Sebastian let her slide down the tree, getting her feet under her and swaying a bit before getting her balance. She adjusted his coat while he straightened hers, and then she took his hand and pulled him along behind her.
“Wait, the cups-“
They had both dropped their mostly-empty soup cups into the snow, and Sebastian ran back and grabbed them, detouring back to his mother’s home rather than taking the more direct route up the hill. He set both cups on the bottom step to take in and throw away later, and then turned to find Allana. She grasped his proffered hand and pulled him into motion again, leading him quickly up the ridge to the path carved into the mountains that led to the train station and the town’s hot spring.
“How long do we have?” he asked, hoping she would understand the question.
She did. “Harvey’s going to put the girls to bed and probably stay at Ravenswood tonight. I told him I had work to catch up on and would be home late, so as long as I’m home by my toxic hour I should be fine.”
“Two?”
“Two. Try as I might, I can’t stay awake past two.”
As they reached the deceptively small building that had been built around the town’s hot spring, Allana squeaked and leaned backwards suddenly, stopping Sebastian in his tracks.
“Linus!”
“Allana! Oh, I’m glad to see you. I was going to jiggle the door open to the bath house for Leo. He wasn’t ready for this cold snap but wanted to be in town for the Feast tomorrow.”
“Oh, no! Poor guy. Here, let me get that open for you.” She released Sebastian’s hand and darted for the door. Linus nodded and half-waved at Sebastian, who smiled and nodded in return. He was well aware of Linus – and Alex’s old habits of vandalizing the tent – and Allana of course knew everyone. It was a little surprising how well Linus responded to her, though; it seemed like genuine respect, which Sebastian definitely didn’t expect the hermit to pay to anyone.

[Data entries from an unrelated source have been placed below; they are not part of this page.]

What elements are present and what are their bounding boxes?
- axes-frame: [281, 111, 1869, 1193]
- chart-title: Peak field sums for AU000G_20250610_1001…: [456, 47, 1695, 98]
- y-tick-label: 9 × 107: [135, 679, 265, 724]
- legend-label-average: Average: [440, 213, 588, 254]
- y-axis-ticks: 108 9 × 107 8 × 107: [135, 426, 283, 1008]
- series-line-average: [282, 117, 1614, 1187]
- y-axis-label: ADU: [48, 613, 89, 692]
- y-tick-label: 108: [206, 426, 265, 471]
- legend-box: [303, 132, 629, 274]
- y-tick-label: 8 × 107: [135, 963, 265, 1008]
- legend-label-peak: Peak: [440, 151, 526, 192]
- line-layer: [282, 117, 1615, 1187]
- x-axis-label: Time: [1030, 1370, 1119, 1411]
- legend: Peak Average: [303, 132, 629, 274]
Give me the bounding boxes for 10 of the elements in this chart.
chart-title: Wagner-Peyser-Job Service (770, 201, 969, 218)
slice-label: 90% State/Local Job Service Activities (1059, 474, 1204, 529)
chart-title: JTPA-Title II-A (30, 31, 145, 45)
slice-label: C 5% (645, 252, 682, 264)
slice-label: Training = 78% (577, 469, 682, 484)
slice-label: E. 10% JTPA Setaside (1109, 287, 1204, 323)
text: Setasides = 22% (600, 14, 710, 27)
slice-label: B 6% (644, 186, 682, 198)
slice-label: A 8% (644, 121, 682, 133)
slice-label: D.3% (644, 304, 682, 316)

“Here, let’s tuck a rock in there, keep it open until Leo gets in,” Allana said and Linus nodded his thanks and hurried around the way he’d come.
“Leo?” Sebastian whispered as Allana rejoined him and gestured for them to head back.
“A couple years younger than Vince. Orphan. Almost feral. Was marooned on Ginger Island. Linus and Penny have done wonders for him, but he and Linus are peas in a pod and neither one will come down to the farm to warm up.”
“For a town where nothing ever happened, an insane amount changed while I was gone,” Sebastian sighed.
“Everyone blames that on me,” Allana replied, without a drop of self-consciousness or remorse.
“As they should?”
She nodded as she shrugged. “If the shoe fits.”
He could hear Linus’ voice in the dark as they neared his mother’s house again, and they walked hand-in-hand to the bottom the steps. Sebastian set Allana on the bottom step – next to the mostly-empty pumpkin soup take-out cups – and wrapped his arms around her waist.
“Sorry.”
“Do not be,” he countered, immediately. “You helped somebody stay warm tonight. That’s a bit more important than what we were going to do.”
“Is it?”
She didn’t mean it, and he laughed without bothering to check the expression on her face.
“Stay with me,” she whispered.
“Not yet,” he replied, as he tried in vain to pull her closer to his chest.
He wanted to drag her up the stairs, parents be damned, but he was right to say not tonight. Her daughters were in town, it was the night before the best holiday of the year – for most kids, at least – and he didn’t have it in him to be selfish. Maybe it was resentment of Demetrius, maybe it was something else, but he could not keep her to himself, not yet.
“I’ll see you tomorrow, at the Feast?” she asked, quietly, as she carefully withdrew and took three steps towards the path back to Ravenswood.
“You will,” he agreed, and reached out, took her hand, pulled her back towards him.
He got the barest hint of a kiss – a brush of her lips on his that left him wanting – and then she was gone, disappearing down the mountain path back towards her home.
Sebastian remembered to snag the soup cups from the stairs on his way up, took them to the kitchen to empty them out and dispose of them properly, and then made his way silently back to his room. He was asleep almost as soon as his head hit the pillow.